Bishop Fugh’s sermon used 1 Peter 2:5. He pointed out that the church is a spiritual entity. We should not focus on form, like the building; but rather, we should direct our attention to function as priests, ridding ourselves of evil behavior, giving ourselves to God, and doing something for someone else.  

“A long time coming,” was the descriptive tag that had been applied to Mt. Moriah’s formal groundbreaking held on June 1, 2019. The history of Mt. Moriah began when the church was recognized in the AME Church in 2007. The Rev. Curry was appointed its first pastor. Following her relocation as the pastor of a church in Phoenix, Arizona,the Rev. Arnold L. Jackson was appointed the new pastor. He and the first lady, Marilyn Jackson, arrived in November 2012.  

Pastor Jackson described his first few months at Mt. Moriah as challenging, precipitated by receiving an almost immediate “Notice to Vacate” its rental site, with no place else to go for worship. However, as God closed one window, He opened a door to the Maricopa Veterans Center. This site housed Mt. Moriah almost right up to the date of the New Church Dedication Ceremony.  

Those seven years at the Veterans Center were well-spent. One and a quarter acre of undeveloped land, located at 19275 N. Gunsmoke Road in Maricopa, became the focus.  Unquestionably, it was a dirt and rock-filled morass of overgrown weeds. Nevertheless, it was land!

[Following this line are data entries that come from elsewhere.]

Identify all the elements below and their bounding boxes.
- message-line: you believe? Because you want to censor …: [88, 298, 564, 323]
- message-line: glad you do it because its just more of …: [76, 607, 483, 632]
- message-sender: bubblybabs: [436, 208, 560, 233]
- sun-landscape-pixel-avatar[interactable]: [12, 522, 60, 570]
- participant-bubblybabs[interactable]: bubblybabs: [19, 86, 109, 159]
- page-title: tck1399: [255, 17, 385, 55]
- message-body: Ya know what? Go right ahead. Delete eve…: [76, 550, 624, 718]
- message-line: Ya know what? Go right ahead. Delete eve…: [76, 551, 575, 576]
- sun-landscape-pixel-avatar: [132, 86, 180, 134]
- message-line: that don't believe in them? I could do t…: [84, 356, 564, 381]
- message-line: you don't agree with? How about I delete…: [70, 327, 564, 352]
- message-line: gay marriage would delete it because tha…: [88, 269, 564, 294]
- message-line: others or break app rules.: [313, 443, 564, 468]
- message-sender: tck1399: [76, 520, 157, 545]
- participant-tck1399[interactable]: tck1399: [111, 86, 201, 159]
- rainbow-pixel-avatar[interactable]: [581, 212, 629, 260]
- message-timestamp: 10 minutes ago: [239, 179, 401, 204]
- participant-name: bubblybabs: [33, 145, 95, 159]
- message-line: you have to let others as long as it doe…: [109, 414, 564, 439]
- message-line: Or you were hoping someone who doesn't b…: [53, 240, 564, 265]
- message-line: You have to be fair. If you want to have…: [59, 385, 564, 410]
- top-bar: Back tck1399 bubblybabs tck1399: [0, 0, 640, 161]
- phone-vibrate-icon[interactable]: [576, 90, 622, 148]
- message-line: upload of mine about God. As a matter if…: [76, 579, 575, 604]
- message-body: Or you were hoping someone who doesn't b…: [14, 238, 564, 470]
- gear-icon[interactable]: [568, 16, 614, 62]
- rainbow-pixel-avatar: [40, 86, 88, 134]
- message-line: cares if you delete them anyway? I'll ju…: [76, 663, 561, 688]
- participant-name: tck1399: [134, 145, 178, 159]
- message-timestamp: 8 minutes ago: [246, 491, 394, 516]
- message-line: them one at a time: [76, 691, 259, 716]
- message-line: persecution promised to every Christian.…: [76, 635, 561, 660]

Mt. Moriah’s prayerful deliberation over the next several years allowed for the eventual purchase of this land. Anchored by tithes, offerings, fundraisers, and financial gifting, the congregation was ready to begin. They had come thus far by faith, strengthened by Pastor Jackson’s uncompromised and persistent avowal, “Unless the Lord builds the house, those who build it labor in vain. Unless the Lord guards the city, the guard keeps watch in vain, (Psalm 127:1).

“It’s not easy building a church from the ground up,” was an observation heard at the June 2019 Groundbreaking Ceremony. Mount Moriah watched the steady progress with excitement as the church was built. When construction reached a point where it enabled them to do so, church members enjoyed one Saturday morning writing scriptures on the interior concrete floor and framing, to spiritually underlay the finishes.  

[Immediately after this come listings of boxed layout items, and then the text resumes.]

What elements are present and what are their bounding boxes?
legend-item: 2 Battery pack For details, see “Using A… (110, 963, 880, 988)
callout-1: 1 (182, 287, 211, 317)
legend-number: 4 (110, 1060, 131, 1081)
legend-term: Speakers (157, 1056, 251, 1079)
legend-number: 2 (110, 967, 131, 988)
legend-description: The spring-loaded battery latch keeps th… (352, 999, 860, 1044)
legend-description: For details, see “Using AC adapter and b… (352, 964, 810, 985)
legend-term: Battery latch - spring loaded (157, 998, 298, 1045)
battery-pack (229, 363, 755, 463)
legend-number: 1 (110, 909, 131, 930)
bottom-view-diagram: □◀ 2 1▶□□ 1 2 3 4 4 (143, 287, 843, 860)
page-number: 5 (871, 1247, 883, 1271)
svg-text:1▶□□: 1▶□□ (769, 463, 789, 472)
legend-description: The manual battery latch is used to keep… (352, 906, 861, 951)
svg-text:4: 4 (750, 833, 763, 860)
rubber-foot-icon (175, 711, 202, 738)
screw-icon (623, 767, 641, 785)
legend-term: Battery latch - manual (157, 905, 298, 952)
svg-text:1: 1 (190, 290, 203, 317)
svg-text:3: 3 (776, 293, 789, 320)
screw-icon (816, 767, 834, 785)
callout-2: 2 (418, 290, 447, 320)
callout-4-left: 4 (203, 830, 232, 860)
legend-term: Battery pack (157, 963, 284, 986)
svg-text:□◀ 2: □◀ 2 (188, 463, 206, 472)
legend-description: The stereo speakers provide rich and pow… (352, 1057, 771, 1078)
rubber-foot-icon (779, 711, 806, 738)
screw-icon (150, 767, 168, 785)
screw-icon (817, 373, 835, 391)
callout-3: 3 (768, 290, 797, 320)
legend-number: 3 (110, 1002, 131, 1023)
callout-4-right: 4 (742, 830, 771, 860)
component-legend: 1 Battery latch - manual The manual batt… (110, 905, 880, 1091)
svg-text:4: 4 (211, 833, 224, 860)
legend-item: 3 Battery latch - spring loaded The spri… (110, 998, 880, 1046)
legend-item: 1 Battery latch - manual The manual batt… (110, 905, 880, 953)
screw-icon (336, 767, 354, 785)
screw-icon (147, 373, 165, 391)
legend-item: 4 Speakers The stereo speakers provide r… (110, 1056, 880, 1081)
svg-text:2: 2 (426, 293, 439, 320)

Bishop Fugh concluded the worship with the Collect for Dedication. The new edifice for Mt. Moriah Community AME Church was now formally consecrated.  

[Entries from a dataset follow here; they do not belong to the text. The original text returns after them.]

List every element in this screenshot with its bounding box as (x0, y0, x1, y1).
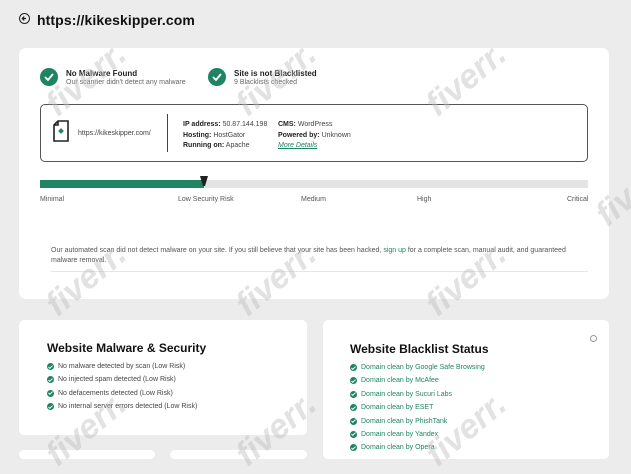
back-arrow-icon[interactable] (19, 13, 30, 24)
list-item-label: No internal server errors detected (Low … (58, 403, 198, 411)
list-item: Domain clean by Yandex (350, 430, 485, 443)
list-item: Domain clean by McAfee (350, 376, 485, 389)
ip-label: IP address: (183, 121, 221, 128)
list-item-label: Domain clean by ESET (361, 404, 434, 412)
info-icon[interactable] (590, 335, 597, 342)
blacklist-status-title: Site is not Blacklisted (234, 69, 317, 78)
sign-up-link[interactable]: sign up (383, 247, 406, 254)
blacklist-check-list: Domain clean by Google Safe Browsing Doma… (350, 363, 485, 457)
list-item: Domain clean by PhishTank (350, 417, 485, 430)
cms-label: CMS: (278, 121, 296, 128)
check-circle-icon (350, 404, 357, 412)
list-item-label: Domain clean by McAfee (361, 377, 439, 385)
list-item: Domain clean by ESET (350, 403, 485, 416)
malware-status-subtitle: Our scanner didn't detect any malware (66, 79, 186, 86)
check-circle-icon (208, 68, 226, 86)
powered-value: Unknown (321, 131, 351, 139)
running-value: Apache (225, 142, 250, 149)
list-item-label: Domain clean by Yandex (361, 430, 439, 438)
check-circle-icon (350, 364, 357, 371)
check-circle-icon (47, 403, 54, 411)
risk-meter (40, 180, 588, 188)
check-circle-icon (47, 389, 54, 397)
site-info-column-1: IP address: 50.87.144.198 Hosting: HostG… (183, 120, 267, 152)
check-circle-icon (350, 390, 357, 398)
malware-status-title: No Malware Found (66, 69, 138, 78)
check-circle-icon (40, 68, 58, 86)
ip-value: 50.87.144.198 (222, 121, 268, 128)
divider (167, 114, 168, 152)
list-item-label: No malware detected by scan (Low Risk) (58, 363, 186, 370)
document-icon (53, 120, 69, 147)
list-item: Domain clean by Sucuri Labs (350, 390, 485, 403)
list-item: Domain clean by Opera (350, 443, 485, 456)
cms-value: WordPress (297, 121, 333, 128)
list-item-label: Domain clean by Google Safe Browsing (361, 364, 485, 371)
check-circle-icon (350, 417, 357, 425)
top-bar: https://kikeskipper.com (0, 0, 631, 42)
blacklist-status-card: Website Blacklist Status Domain clean by… (323, 320, 609, 459)
malware-card-title: Website Malware & Security (47, 341, 207, 355)
running-label: Running on: (183, 142, 225, 149)
risk-meter-fill (40, 180, 205, 188)
list-item: No defacements detected (Low Risk) (47, 389, 197, 402)
list-item: No malware detected by scan (Low Risk) (47, 362, 197, 375)
list-item-label: No defacements detected (Low Risk) (58, 389, 173, 397)
scan-summary-card: No Malware Found Our scanner didn't dete… (19, 48, 609, 299)
list-item-label: Domain clean by Opera (361, 444, 435, 452)
blacklist-card-title: Website Blacklist Status (350, 342, 489, 356)
check-circle-icon (350, 444, 357, 452)
lower-card (19, 450, 155, 459)
list-item-label: Domain clean by PhishTank (361, 417, 448, 425)
malware-security-card: Website Malware & Security No malware de… (19, 320, 307, 435)
risk-label-low: Low Security Risk (178, 196, 234, 203)
check-circle-icon (47, 376, 54, 384)
divider (51, 271, 588, 272)
check-circle-icon (350, 377, 357, 385)
scan-notice: Our automated scan did not detect malwar… (51, 246, 581, 265)
risk-label-critical: Critical (567, 196, 589, 203)
list-item: Domain clean by Google Safe Browsing (350, 363, 485, 376)
list-item-label: No injected spam detected (Low Risk) (58, 376, 176, 384)
more-details-link[interactable]: More Details (278, 142, 317, 149)
list-item: No internal server errors detected (Low … (47, 402, 197, 415)
check-circle-icon (47, 363, 54, 370)
hosting-label: Hosting: (183, 131, 212, 139)
notice-text-before: Our automated scan did not detect malwar… (51, 247, 382, 254)
list-item: No injected spam detected (Low Risk) (47, 375, 197, 388)
blacklist-status-subtitle: 9 Blacklists checked (234, 79, 298, 86)
site-url: https://kikeskipper.com/ (78, 130, 151, 137)
list-item-label: Domain clean by Sucuri Labs (361, 390, 453, 398)
powered-label: Powered by: (278, 131, 320, 139)
site-info-box: https://kikeskipper.com/ IP address: 50.… (40, 104, 588, 162)
malware-check-list: No malware detected by scan (Low Risk) No… (47, 362, 197, 416)
lower-card (170, 450, 307, 459)
risk-label-minimal: Minimal (40, 196, 65, 203)
hosting-value: HostGator (213, 131, 246, 139)
risk-label-medium: Medium (301, 196, 326, 203)
risk-label-high: High (417, 196, 432, 203)
site-info-column-2: CMS: WordPress Powered by: Unknown More … (278, 120, 351, 152)
check-circle-icon (350, 430, 357, 438)
site-url-title: https://kikeskipper.com (37, 12, 195, 28)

Foundational bricks, purchased by individuals and engraved with their names and scripture, are inlaid on the ground outside of the church doors. They give echo to the pronouncement that Mt. Moriah’s Dedication opens the gates for who shall pass by the Word of God for generations to come in the Arizona/New Mexico District. 

Bishop Fugh’s sermon resounds within our realization that Mt. Moriah’s edifice illuminates what God has done through us as a spiritual temple. The building is a manifestation of our responsiveness to God as we worship and serve Him. Amen.